Spion der Liebe
Faro-Tisch gewinnen würde. Manchmal lachte sie. Wenn sich der General mit ihr unterhielt, suchte sie nicht mehr krampfhaft nach den richtigen Worten. Und schließlich vergaß sie, daß sie nicht sein Gast, sondern seine Gefangene war.
Nach dem Essen ging die ganze Gesellschaft in einen großen Salon, wo mehrere Spieltische standen. Der General forderte Serena zu einer Partie Lu auf, gab ihr mehrere Goldmünzen für ihren Einsatz und ließ sie gewinnen. Am späteren Abend wollte er sie in ein viel amüsanteres Spiel verwickeln, das er zu gewinnen dachte.
Bald war sie um viele Dukaten reicher, und ihr Geschick weckte seine Zweifel an ihrer Unschuldsmiene. Nach seiner Erfahrung waren gute Spielerinnen auch in anderen vergnüglichen Aktivitäten versiert. Woher mochte Miss Blythe stammen? Aus gutem Haus, worauf ihre Manieren hinzuweisen schienen? Oder aus der demimonde?
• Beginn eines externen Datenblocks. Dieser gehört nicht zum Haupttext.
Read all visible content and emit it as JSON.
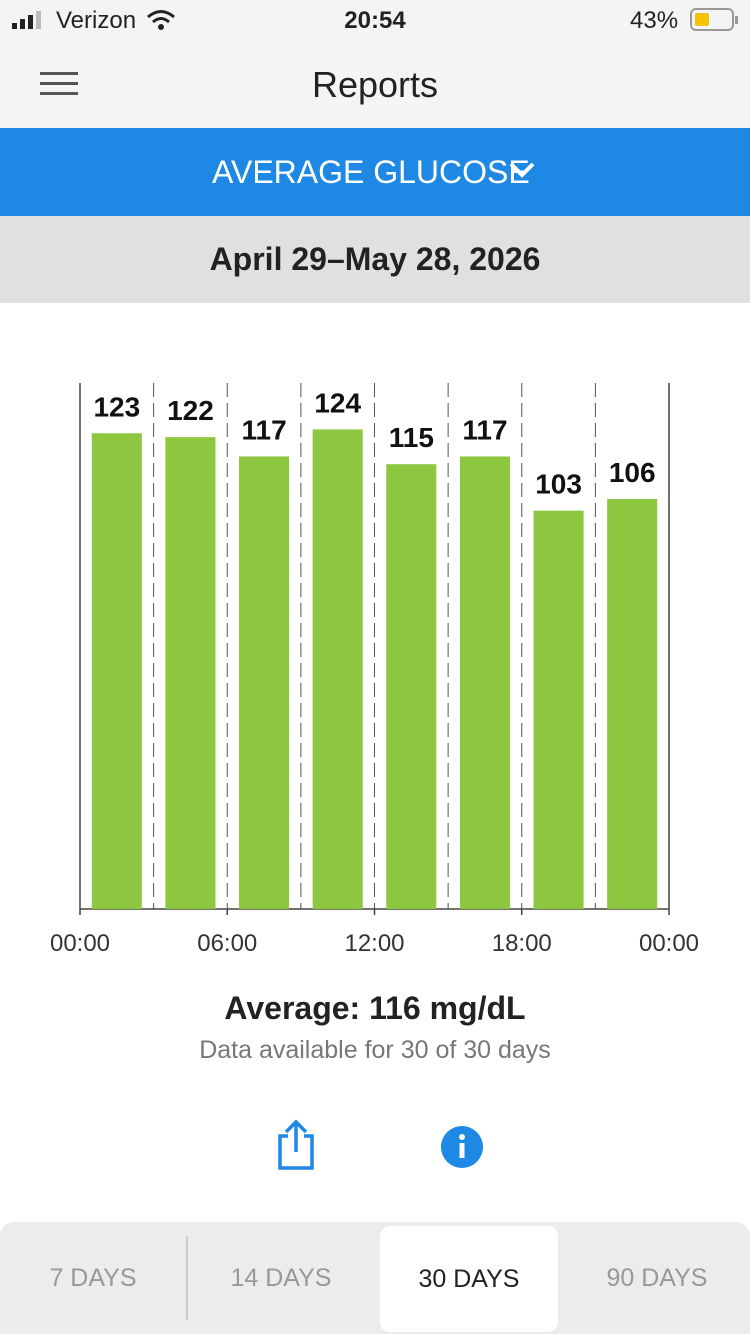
{
  "status_bar": {
    "carrier": "Verizon",
    "time": "20:54",
    "battery": "43%"
  },
  "header": {
    "title": "Reports"
  },
  "report_selector": {
    "label": "AVERAGE GLUCOSE"
  },
  "date_range": "April 29–May 28, 2026",
  "chart_data": {
    "type": "bar",
    "categories": [
      null,
      null,
      null,
      null,
      null,
      null,
      null,
      null
    ],
    "values": [
      123,
      122,
      117,
      124,
      115,
      117,
      103,
      106
    ],
    "color": "#8dc63f",
    "ylim": [
      0,
      136
    ],
    "xlim": [
      0,
      24
    ],
    "xticks": [
      {
        "value": 0,
        "label": "00:00"
      },
      {
        "value": 6,
        "label": "06:00"
      },
      {
        "value": 12,
        "label": "12:00"
      },
      {
        "value": 18,
        "label": "18:00"
      },
      {
        "value": 24,
        "label": "00:00"
      }
    ]
  },
  "summary": {
    "average": "Average: 116 mg/dL",
    "availability": "Data available for 30 of 30 days"
  },
  "tabs": [
    {
      "label": "7 DAYS"
    },
    {
      "label": "14 DAYS"
    },
    {
      "label": "30 DAYS",
      "selected": true
    },
    {
      "label": "90 DAYS"
    }
  ]
}
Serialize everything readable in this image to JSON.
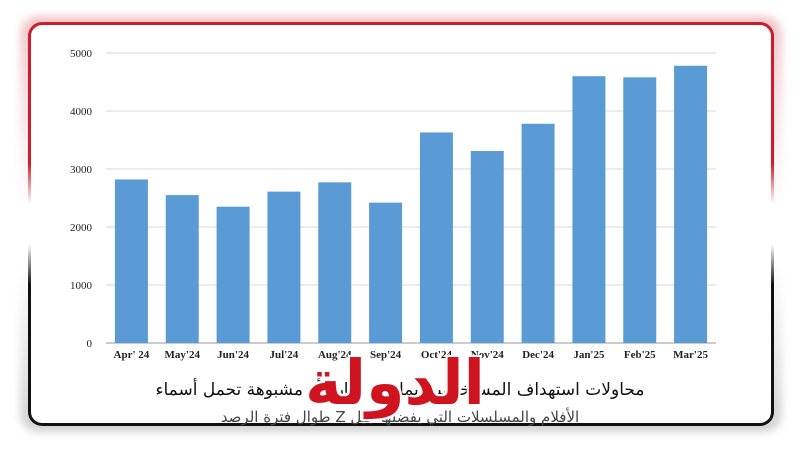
{
  "chart_data": {
    "type": "bar",
    "categories": [
      "Apr' 24",
      "May'24",
      "Jun'24",
      "Jul'24",
      "Aug'24",
      "Sep'24",
      "Oct'24",
      "Nov'24",
      "Dec'24",
      "Jan'25",
      "Feb'25",
      "Mar'25"
    ],
    "values": [
      2820,
      2550,
      2350,
      2610,
      2770,
      2420,
      3630,
      3310,
      3780,
      4600,
      4580,
      4780
    ],
    "yticks": [
      0,
      1000,
      2000,
      3000,
      4000,
      5000
    ],
    "ylim": [
      0,
      5000
    ],
    "grid": true,
    "bar_color": "#5b9bd5",
    "title": "",
    "xlabel": "",
    "ylabel": ""
  },
  "caption": {
    "line1": "محاولات استهداف المستخدمين بملفات ضارة أو مشبوهة تحمل أسماء",
    "line2": "الأفلام والمسلسلات التي يفضلها جيل Z طوال فترة الرصد"
  },
  "logo": {
    "text": "الدولة",
    "color": "#d0141f"
  },
  "frame_colors": {
    "top": "#d01c2a",
    "bottom": "#111111"
  }
}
Kurz nach Mitternacht unterbrach ein Offiziersbursche das Spiel, entschuldigte sich und überreichte dem General einen Brief. Nachdem Massena die Nachricht gelesen hatte, befahl er: »Führen Sie ihn herein.« Dann bemerkte er Solignacs fragenden Blick und erklärte: »Ein Florentiner Kaufmann will mit mir über eine Spende aus Fiesole reden. Aber zuvor werde ich meinen Einsatz um viertausend erhöhen.«
»Wer ist es?« Da der Besucher zu so später Stunde eintraf, erregte er Solignacs Argwohn.
»Ein Bankier namens Allori. Spielen Sie weiter, Colonel?«
Der Stabschef schüttelte den Kopf und legte seine Karten beiseite.
»Ah, Solignac möchte passen. Geht jemand mit?«
»Ich«, meldete sich Serena zu Wort. »Sagten Sie vier-oder zehntausend?«
»Wunderbar! Ich mag risikofreudige Frauen. Wenn ich mich recht entsinne – zehntausend, Mademoiselle.« Inzwischen war das Eis in Massenas Augen geschmolzen, und sein hinterhältiger Charme amüsierte Serena.
»Mon General, ich werde Sie um Ihr Geld erleichtern.« Langsam deckte sie ihre Karten auf – vier Karos und den Kreuzbuben.
»An eine schöne Frau verliere ich meine Dukaten sehr gern, Miss Blythe. Was wollen Sie mit Ihrem Gewinn kaufen?«
Ehe sie antworten konnte, wurde seine Aufmerksamkeit abgelenkt. »Oh, da ist unser Bankier!« Dann flüsterte er etwas ins Ohr seines Stabschefs, der den Neuankömmling mit zusammengekniffenen Augen musterte.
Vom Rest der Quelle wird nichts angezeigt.